Functional Programming and the Origin of State
I’ve been learning Elixir in my spare time, and it’s really a wonderful language to work with. It’s also a great introduction to anyone who wants to learn functional programming and it’s taught me quite a few things about it’s cousin, object-oriented programming.
Object-oriented programming is a programming paradigm that has been around for decades. It’s strengths lie in the ability to group like variables and functions together into a logical “object”. This sort of grouping allows us to create useful libraries grouped around important ideas, concepts, or tools. There’s also the three pillars of OOP: encapsulation, inheritance, polymorphism. Encapsulation is the grouping of like variables & functions and abstracting part of OOP, inheritance allows us to use those abstractions we create (think TaskChair : Chair
) , and polymorphism allows objects to appear in more than one form (sort of like how IEnumerables
in C# have common methods available to them, interfaces as declaration classes as implementation, etc.). Now these are all elementary OOP ideas, and anyone who’s had any sort of experience working on a medium-to-large project will be familiar with them. However, a talk by “Uncle” Bob Martin (found here) got me thinking that I should probably learn a functional language.
In his talk, “Uncle” Bob goes over why object-oriented programming is not going to be able to carry us much further in computer science, and it comes down to how close we are bumping up against the outside edge of Moore’s Law. Processors haven’t advanced much in the past few years in terms of raw clock speed, and we’ve had to compensate a lot by bettering our dynamic overclocking methods. In fact, Martin remarks that 2.6 GHz is basically all we got in terms of raw clock speed and that our processors will have to cram more cores onto the die for them to get faster. As a consequence of this, programmers are going to have to get better at concurrency in their programming. Functional programming offers an answer to the problem of multi-threaded applications changing shared state at inopportune moments. Unfortunately this kind of paradigm comes with a cost that not many people talk about: memory.
The most common reason you will find for programmers to reach for a functional language is the nastiness of side-effects. What’s often not talked about is the nastiness of memory performance in a functional language. Every method call in a functional programming language passes in parameters by value instead of by reference. Sure this means that state is never shared, but sometimes you don’t want to make a copy of everything. This could be a big problem in memory-constrained applications, and memory constraints, functional programming, and IoT devices would otherwise go hand-in-hand were it not for this fatal flaw. Now, most of the time we’re talking <256mb of RAM. Not a big deal in most cases, but if a)your program is complex and resource-intensive, b)your program is lazily coded, or c)you don’t take your resource-intensive application and offload to the CPU cache then you’re probably going to have a bad time. Most people won’t run into this using Elixir, however, since it uses Erlang’s process management engine to do garbage collection and process supervision.
We’re getting into the weeds a little bit, and I’d like to lay off of Elixir and C#/Java a little bit, and explain use cases for both kinds of programming. Memory management and concurrency has mostly been abstracted away for all but the most resource-intensive applications. OOP languages like Java, C#, and to an extent, JavaScript have methods of keeping state separate or safe during concurrent operations; async-await
in C#, promises in JS, java.util.concurrent
, etc. So why the need for functional programming over an object-oriented language? I can’t answer that question definitively. OOP languages are good at code reuse, most of them were architected with reuse in mind. Functional languages, particularly Erlang, was built for distributed systems first. So which one is better? What makes it better to use one paradigm over the other? I think that the fundamental difference between OOP and functional programming paradigms is in their answer to the question which came first, the chicken (function) or the egg (variable)?
Object-oriented concepts are often described using real world objects and the one I’m most familiar with is the Chair : TaskChair/Table : KitchenTable
model. In this model, we have an abstract class of Chair with a Task Chair class that inherits from Chair. This task chair has a color attribute or property that is instantiated to black when the constructor is called.

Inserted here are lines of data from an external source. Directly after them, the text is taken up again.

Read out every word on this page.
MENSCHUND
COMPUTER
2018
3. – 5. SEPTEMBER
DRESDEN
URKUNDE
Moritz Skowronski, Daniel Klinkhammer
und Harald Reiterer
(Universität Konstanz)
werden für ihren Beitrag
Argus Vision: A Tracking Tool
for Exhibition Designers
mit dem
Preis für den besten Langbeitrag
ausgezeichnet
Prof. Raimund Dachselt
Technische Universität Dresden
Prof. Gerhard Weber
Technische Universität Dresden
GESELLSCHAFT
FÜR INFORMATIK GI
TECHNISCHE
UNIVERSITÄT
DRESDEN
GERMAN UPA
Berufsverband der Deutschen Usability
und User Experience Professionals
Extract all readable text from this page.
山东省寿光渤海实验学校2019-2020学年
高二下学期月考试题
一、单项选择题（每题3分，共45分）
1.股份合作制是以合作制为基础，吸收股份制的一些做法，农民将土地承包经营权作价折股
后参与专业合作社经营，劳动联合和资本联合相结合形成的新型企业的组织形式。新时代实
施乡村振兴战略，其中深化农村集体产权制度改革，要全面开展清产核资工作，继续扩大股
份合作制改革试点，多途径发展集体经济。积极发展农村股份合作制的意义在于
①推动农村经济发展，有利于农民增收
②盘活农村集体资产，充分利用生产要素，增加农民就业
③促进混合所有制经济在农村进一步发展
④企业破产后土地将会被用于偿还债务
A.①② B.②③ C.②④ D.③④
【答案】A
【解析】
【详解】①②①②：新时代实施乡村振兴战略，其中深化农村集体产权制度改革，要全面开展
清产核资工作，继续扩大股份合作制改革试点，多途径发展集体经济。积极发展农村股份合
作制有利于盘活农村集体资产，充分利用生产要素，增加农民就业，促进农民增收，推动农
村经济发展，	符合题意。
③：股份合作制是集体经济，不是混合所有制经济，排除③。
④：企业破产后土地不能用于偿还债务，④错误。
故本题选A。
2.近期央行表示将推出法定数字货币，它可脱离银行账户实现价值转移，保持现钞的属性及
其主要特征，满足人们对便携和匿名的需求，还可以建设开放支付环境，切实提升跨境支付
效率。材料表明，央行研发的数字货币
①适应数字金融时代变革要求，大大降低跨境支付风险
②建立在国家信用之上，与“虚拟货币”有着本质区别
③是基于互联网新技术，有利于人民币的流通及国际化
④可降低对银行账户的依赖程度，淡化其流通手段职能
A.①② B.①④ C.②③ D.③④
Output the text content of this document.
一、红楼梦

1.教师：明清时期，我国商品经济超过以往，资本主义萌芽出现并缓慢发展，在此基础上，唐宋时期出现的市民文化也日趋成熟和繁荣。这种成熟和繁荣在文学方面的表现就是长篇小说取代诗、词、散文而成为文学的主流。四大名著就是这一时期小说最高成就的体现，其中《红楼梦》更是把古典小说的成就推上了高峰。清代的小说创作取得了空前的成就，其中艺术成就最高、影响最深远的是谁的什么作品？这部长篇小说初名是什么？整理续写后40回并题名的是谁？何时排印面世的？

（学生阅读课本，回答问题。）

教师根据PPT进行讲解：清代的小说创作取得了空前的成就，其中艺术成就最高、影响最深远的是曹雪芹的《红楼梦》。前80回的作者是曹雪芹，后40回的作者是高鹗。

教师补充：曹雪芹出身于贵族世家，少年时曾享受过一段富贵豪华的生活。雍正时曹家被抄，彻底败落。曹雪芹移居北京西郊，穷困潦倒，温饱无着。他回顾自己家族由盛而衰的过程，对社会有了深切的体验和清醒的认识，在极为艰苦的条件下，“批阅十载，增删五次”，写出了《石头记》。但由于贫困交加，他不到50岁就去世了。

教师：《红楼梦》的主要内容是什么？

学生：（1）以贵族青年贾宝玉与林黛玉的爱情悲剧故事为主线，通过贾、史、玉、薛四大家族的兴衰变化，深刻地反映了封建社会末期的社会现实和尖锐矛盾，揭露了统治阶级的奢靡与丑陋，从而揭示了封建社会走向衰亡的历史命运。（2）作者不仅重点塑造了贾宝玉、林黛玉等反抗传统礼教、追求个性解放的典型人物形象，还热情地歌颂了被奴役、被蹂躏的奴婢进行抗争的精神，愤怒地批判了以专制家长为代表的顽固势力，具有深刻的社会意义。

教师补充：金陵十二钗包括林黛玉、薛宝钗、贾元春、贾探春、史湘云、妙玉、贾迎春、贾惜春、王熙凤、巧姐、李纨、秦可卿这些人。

Seems reasonable, but if you take a look you’ll see that this assignment happens inside of a constructor method. Methods are basically functions that are members of certain classes, and functional programming has those. Why do we need objects again? Even if we put an assignment before the object is instantiated, we are likely to modify state within the class. The point is that even in OOP we require action to modify or create state, and action is what functional programming is all about. This is also congruous with the real world in that all life is predicated upon action.